The main effect the re-regulation has had is creating a difficult operating environment for those who rely on the market, with Swedish issues dominating quarterly reports.
If we look at the most recent trading results the trend is clear to see. Gaming Innovation Group (GiG) generated revenue of €30.2m ($33.5m) for Q3, down 19% year-on-year, while Kindred Group also suffered a 2% drop to £226m ($290m). Global Gaming described "dark times," as the operator’s revenue fell a dramatic 76%, to SEK 60.3m ($6.3m). All of these companies attributed the decline, at least in part, to a difficult Swedish market.
In addition, the Swedish Gambling Authority (SGA) has been at the end of criticism after dishing out a large number of warnings and fines over the course of 2019. After Global Gaming subsidiary SafeEnt’s license was revoked, Global Gaming CEO Tobias Fagerlund argued that, in rushing the market’s re-regulation, the SGA had not been clear enough with its legislation. Meanwhile, Betsson Group CEO Jesper Svensson agreed the SGA needs to provide more guidance for the sake of the market.
While we have seen some important M & A this year with Flutter Entertainment and Caesars Entertainment, the lasting effect of Swedish re-regulation has majorly impacted a number of companies who rely on the market’s profitability and stability. It’s been an intriguing story to watch unfold throughout 2019 and I’m certain we will see it continue into the New Year.

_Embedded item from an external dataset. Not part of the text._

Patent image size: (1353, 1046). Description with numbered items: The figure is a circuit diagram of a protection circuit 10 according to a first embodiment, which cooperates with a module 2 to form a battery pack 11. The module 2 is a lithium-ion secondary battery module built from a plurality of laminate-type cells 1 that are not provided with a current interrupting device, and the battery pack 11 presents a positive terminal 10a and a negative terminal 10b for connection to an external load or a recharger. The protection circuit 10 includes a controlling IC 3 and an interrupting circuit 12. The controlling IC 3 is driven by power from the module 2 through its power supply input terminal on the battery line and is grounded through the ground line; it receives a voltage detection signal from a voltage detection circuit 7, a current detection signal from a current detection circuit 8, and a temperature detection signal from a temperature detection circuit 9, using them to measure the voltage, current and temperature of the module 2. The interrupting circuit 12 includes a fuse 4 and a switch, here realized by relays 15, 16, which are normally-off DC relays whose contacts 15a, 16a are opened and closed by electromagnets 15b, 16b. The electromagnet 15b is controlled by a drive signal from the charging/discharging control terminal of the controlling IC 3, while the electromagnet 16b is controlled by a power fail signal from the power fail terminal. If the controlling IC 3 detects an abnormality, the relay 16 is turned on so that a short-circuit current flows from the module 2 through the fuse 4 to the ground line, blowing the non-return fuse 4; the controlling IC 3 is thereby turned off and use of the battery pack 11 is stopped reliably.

Flutter Entertainment and Stars Group - Tim Poole
While consolidation has characterised the gaming industry for some years now, I can’t remember a deal bringing so many prominent brands under one umbrella quite like Flutter Entertainment’s acquisition of Stars Group this October.
You’ve all heard the numbers. The merged entity would have generated £3.8bn ($4.66m) in pro forma revenue for 2018 and will boast a firm worth around £11bn in market capital.

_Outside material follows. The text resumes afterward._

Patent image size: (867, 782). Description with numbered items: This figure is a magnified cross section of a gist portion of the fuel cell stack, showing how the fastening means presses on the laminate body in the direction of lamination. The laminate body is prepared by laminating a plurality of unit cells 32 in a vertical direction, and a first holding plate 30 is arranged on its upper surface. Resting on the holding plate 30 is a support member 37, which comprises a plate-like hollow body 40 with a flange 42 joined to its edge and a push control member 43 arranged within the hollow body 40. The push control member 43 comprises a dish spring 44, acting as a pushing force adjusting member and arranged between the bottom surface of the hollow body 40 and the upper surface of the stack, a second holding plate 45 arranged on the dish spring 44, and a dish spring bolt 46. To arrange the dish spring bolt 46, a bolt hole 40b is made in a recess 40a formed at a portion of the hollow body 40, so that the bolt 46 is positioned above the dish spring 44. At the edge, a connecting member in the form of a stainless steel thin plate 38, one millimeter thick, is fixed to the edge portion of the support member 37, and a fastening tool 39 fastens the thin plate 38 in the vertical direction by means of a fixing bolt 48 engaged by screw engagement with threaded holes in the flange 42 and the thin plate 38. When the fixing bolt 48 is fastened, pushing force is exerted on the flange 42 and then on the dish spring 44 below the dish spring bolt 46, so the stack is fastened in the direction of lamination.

My initial reaction questioned whether the Competition and Markets Authority would find some problem with the deal later down the line – it’s a lot of market share for one organisation to have, in both the UK and the US. Then, one had to wonder how this kind of deal affected the likes of William Hill, DraftKings and 888 Holdings?

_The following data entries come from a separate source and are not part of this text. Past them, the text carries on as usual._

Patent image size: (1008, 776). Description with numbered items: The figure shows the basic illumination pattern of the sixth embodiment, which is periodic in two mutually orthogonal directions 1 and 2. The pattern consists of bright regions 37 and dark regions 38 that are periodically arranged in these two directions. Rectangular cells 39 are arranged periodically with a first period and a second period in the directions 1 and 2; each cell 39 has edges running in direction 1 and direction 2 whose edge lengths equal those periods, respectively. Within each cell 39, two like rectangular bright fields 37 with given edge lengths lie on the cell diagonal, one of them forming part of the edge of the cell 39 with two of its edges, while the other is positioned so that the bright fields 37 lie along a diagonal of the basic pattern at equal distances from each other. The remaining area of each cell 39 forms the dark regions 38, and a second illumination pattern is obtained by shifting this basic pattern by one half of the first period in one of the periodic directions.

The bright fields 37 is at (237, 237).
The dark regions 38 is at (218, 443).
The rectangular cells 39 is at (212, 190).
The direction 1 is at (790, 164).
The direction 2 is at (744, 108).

But that’s exactly why, for me, it was the one clear moment that stood out for gaming in 2019. It’s no exaggeration to suggest there was genuine shock at my desk when the news was announced, while its ramifications required in-depth analysis. Perhaps some saw it coming but, for industry and mainstream journalists en masse, this story came somewhat out of the blue.
It was a historic year for gaming M & A in general, with Eldorado Resorts’ $17.3bn acquisition of Caesars undeniably sending shockwaves across the market. But, with the regional focuses of those companies, that deal (mooted for some time) is only likely to impact the US market in the short term.
Coming out of nowhere, the Flutter – Stars Group merger changed the shape of both the UK and US markets in a flash, combining Paddy Power, Betfair, PokerStars, Sky Bet, FanDuel, Fox Bet and more. You may think I’m being boring by just listing the brands involved in the transaction. But the deal is so gargantuan, that’s all I really have to do to justify my choice.